Josuak descansaba sentado
en la piedra del suelo, la espalda apoyada sobre la almena. A pesar de que el
amanecer estaba próximo, la oscuridad era total en la muralla, siendo las
antorchas que pendían de los muros la única fuente de luz. La nieve había cesado
de caer durante la noche y en aquella primera hora del día ya había sido
barrida por el ir y venir de los soldados. El clima era tan desapacible que el
frío llegaba a lo más profundo, helando hasta el ánimo de los hombres, que
aguardaban en la atalaya en silencio y observaban con preocupación el manto de
negrura que se extendía ante ellos.
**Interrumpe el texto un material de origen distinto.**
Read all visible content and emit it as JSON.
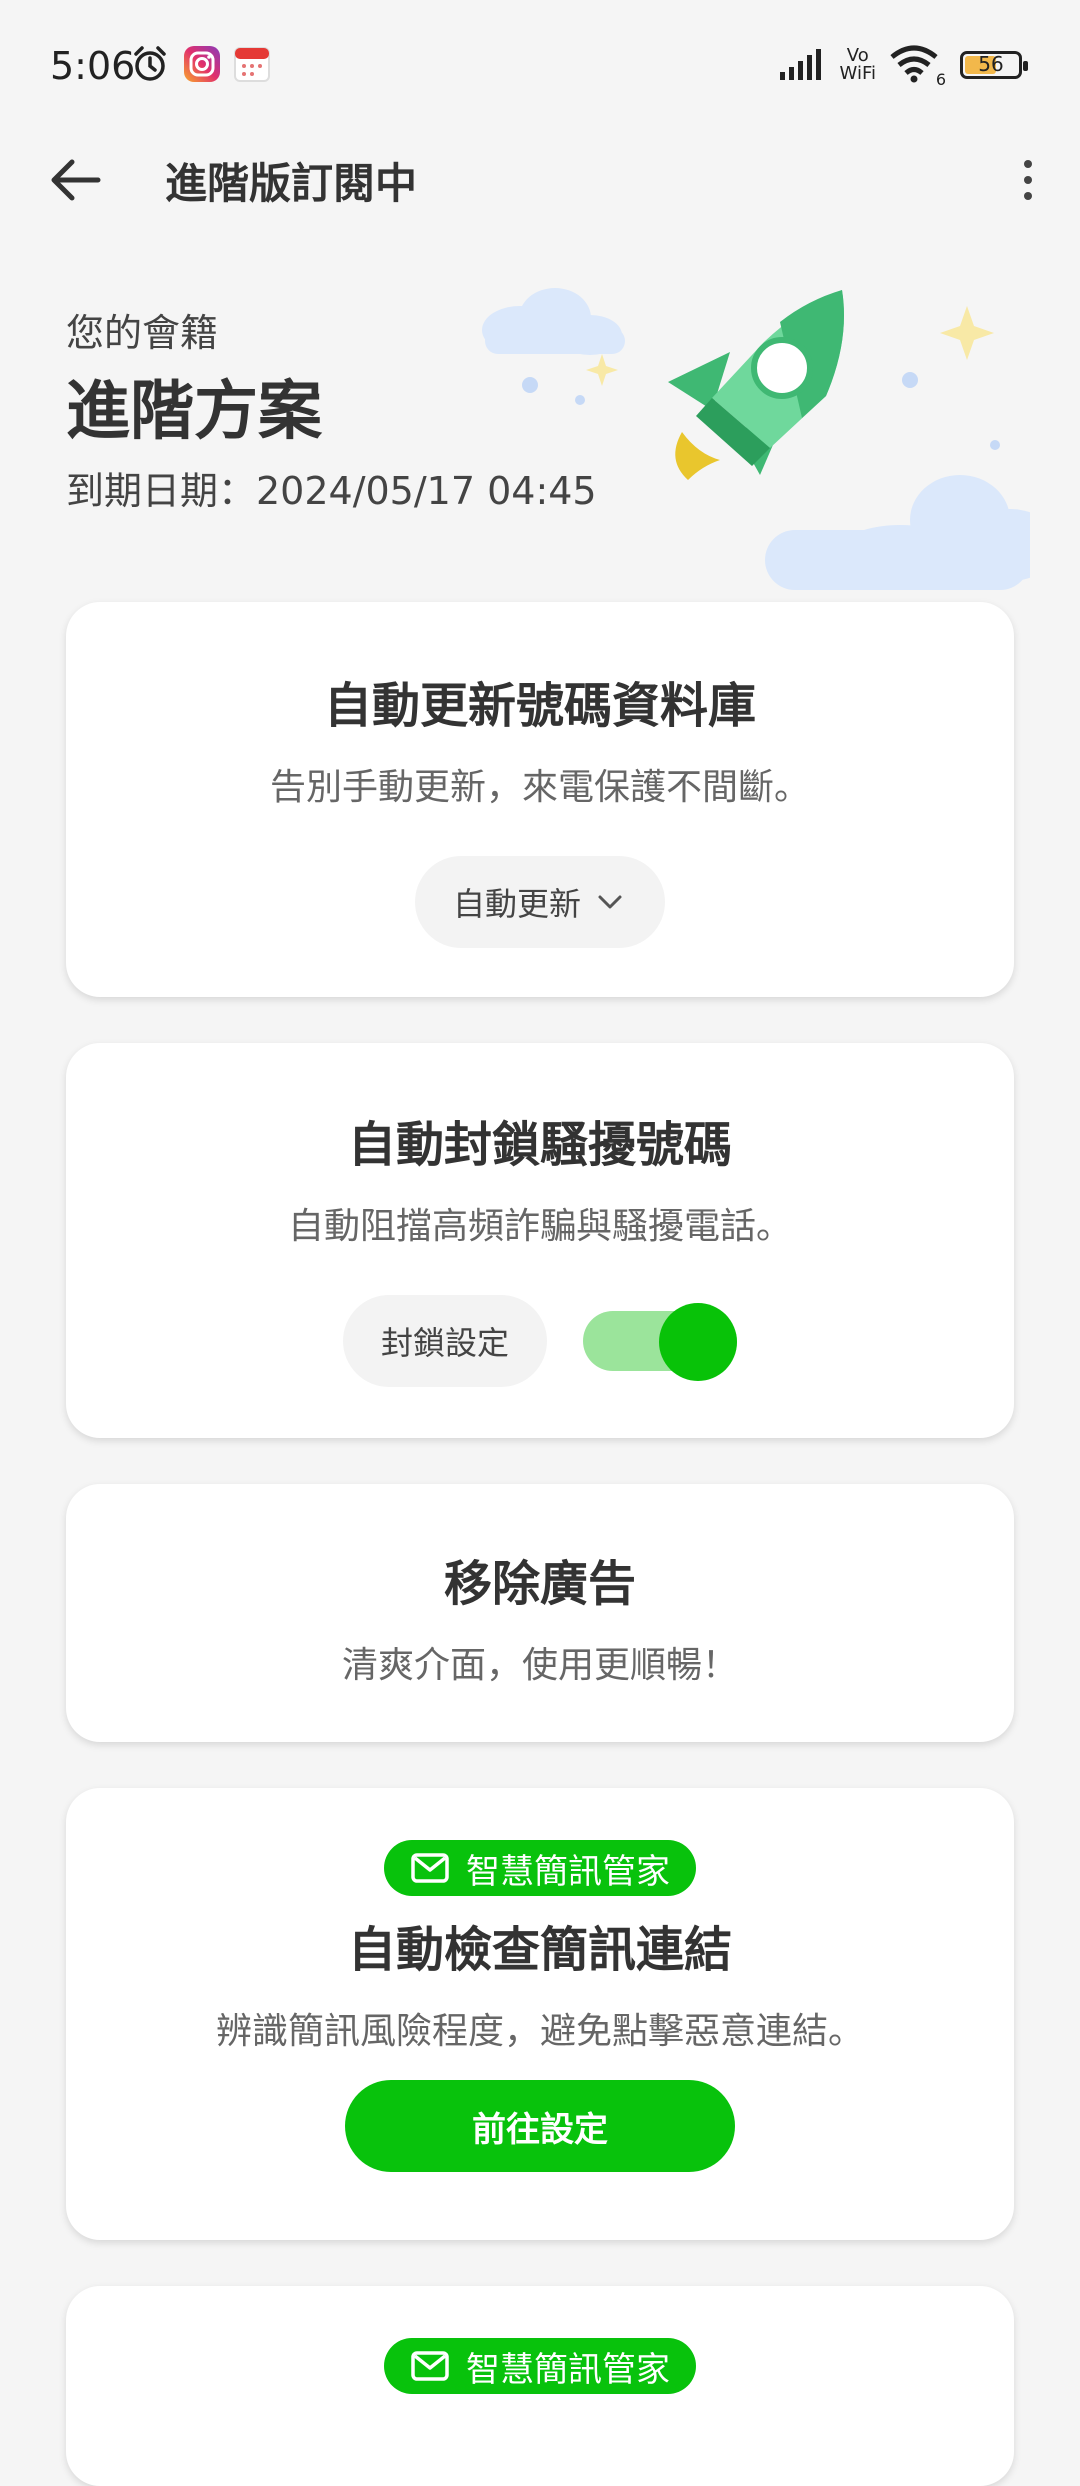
{
  "status_bar": {
    "time": "5:06",
    "vowifi_top": "Vo",
    "vowifi_bottom": "WiFi",
    "wifi_gen": "6",
    "battery": "56"
  },
  "app_bar": {
    "title": "進階版訂閱中"
  },
  "membership": {
    "label": "您的會籍",
    "plan": "進階方案",
    "expiry": "到期日期：2024/05/17 04:45"
  },
  "cards": [
    {
      "title": "自動更新號碼資料庫",
      "desc": "告別手動更新，來電保護不間斷。",
      "button": "自動更新"
    },
    {
      "title": "自動封鎖騷擾號碼",
      "desc": "自動阻擋高頻詐騙與騷擾電話。",
      "button": "封鎖設定",
      "toggle_on": true
    },
    {
      "title": "移除廣告",
      "desc": "清爽介面，使用更順暢！"
    },
    {
      "badge": "智慧簡訊管家",
      "title": "自動檢查簡訊連結",
      "desc": "辨識簡訊風險程度，避免點擊惡意連結。",
      "button": "前往設定"
    },
    {
      "badge": "智慧簡訊管家"
    }
  ],
  "colors": {
    "accent_green": "#08c20c",
    "toggle_track": "#9be49b",
    "background": "#f5f5f5"
  }
}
Josuak se frotó el rostro tratando
inútilmente de calentarlo y cubrió su boca con las manos para suavizar el congelado
aire que respiraba. Un nuevo escalofrío le sacudió el cuerpo cuando una ráfaga
de viento glacial barrió el alto de la muralla. El mercenario vestía su usual
cota de mallas, pero se había desprovisto de la capa verde, sabiendo que más
adelante resultaría un estorbo. Se había recogido también el pelo por una tira de
cuero, dejando despejada la frente bajo la que resaltaban sus castaños iris.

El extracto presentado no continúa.